在主編辦公室裏,方雲澤鄭重地相互介紹著。
“賀主編,您好!”見到上司後,葉盈藍急忙問好。
“哦,這就是小葉啊!常聽雲澤提起你,文筆好,有才華。你的簡曆我也看過,確實很優秀啊,歡迎你來我們雜誌社工作!以後有什麽問題,就問雲澤,或是直接來找我!”賀主編的態度也很溫和。
“好,感謝賀主編抬愛!”看到未來的領導不像是一個脾氣暴躁的人,葉盈藍心中感到一陣欣慰。
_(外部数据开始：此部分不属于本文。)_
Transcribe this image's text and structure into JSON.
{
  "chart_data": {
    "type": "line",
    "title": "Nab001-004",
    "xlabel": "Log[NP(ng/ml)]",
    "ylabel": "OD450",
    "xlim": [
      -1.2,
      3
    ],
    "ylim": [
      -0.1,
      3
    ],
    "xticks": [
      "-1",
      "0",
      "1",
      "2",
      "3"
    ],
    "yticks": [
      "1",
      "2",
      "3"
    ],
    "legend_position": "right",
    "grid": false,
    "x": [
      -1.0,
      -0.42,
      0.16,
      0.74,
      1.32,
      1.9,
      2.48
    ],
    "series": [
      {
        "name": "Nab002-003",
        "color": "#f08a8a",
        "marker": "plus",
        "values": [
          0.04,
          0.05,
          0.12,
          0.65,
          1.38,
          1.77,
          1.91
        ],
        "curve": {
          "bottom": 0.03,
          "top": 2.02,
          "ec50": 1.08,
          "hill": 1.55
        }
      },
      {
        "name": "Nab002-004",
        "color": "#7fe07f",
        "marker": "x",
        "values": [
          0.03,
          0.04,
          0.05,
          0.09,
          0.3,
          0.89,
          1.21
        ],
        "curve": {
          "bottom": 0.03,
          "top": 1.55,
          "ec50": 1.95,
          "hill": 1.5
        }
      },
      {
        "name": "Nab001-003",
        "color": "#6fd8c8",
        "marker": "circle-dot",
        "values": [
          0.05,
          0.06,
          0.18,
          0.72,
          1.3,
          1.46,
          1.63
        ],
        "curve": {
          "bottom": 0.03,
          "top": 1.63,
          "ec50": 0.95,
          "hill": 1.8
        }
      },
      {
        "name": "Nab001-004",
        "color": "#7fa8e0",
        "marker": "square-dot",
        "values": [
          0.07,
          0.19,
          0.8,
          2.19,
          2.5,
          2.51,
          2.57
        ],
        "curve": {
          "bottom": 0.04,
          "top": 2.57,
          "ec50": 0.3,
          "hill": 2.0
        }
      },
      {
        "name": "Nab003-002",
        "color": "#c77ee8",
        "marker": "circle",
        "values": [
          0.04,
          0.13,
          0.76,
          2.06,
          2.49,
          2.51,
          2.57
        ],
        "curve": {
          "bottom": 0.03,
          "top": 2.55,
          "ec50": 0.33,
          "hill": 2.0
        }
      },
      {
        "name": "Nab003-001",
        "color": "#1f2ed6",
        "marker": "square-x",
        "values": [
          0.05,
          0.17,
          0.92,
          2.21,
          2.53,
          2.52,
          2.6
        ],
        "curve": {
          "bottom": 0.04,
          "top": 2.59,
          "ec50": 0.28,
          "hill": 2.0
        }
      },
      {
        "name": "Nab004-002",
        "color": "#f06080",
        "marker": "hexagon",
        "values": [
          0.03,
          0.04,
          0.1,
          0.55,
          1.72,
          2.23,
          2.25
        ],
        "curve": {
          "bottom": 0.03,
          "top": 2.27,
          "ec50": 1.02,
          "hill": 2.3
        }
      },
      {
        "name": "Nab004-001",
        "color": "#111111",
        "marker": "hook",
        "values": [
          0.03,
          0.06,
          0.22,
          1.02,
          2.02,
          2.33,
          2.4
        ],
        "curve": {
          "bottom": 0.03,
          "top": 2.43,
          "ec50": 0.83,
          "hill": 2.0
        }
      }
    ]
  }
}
“辦公樓後麵,就是雜誌社的公寓樓,你不是本地人,又是個女孩子,如果有需要的話,可以讓雲澤和辦公室打個招呼,替你安排一間公寓。”賀主編繼續說到。?? 殺人遺囑43
“謝謝賀主編!”葉盈藍愈感溫馨了。
“以後就在一起共事了,不必客氣。”賀主編還是樂嗬嗬地說,“那好,你們去忙吧,雲澤,要幫小葉盡快熟悉一下工作。”
“好,不過主編……”方雲澤似乎還有話要說。
“雲澤,還有事嗎?”賀主編問。
“如今……蘇越青出事了,那之前策劃的,她的推理專版,也該取消了吧?”方雲澤有些沮喪地問。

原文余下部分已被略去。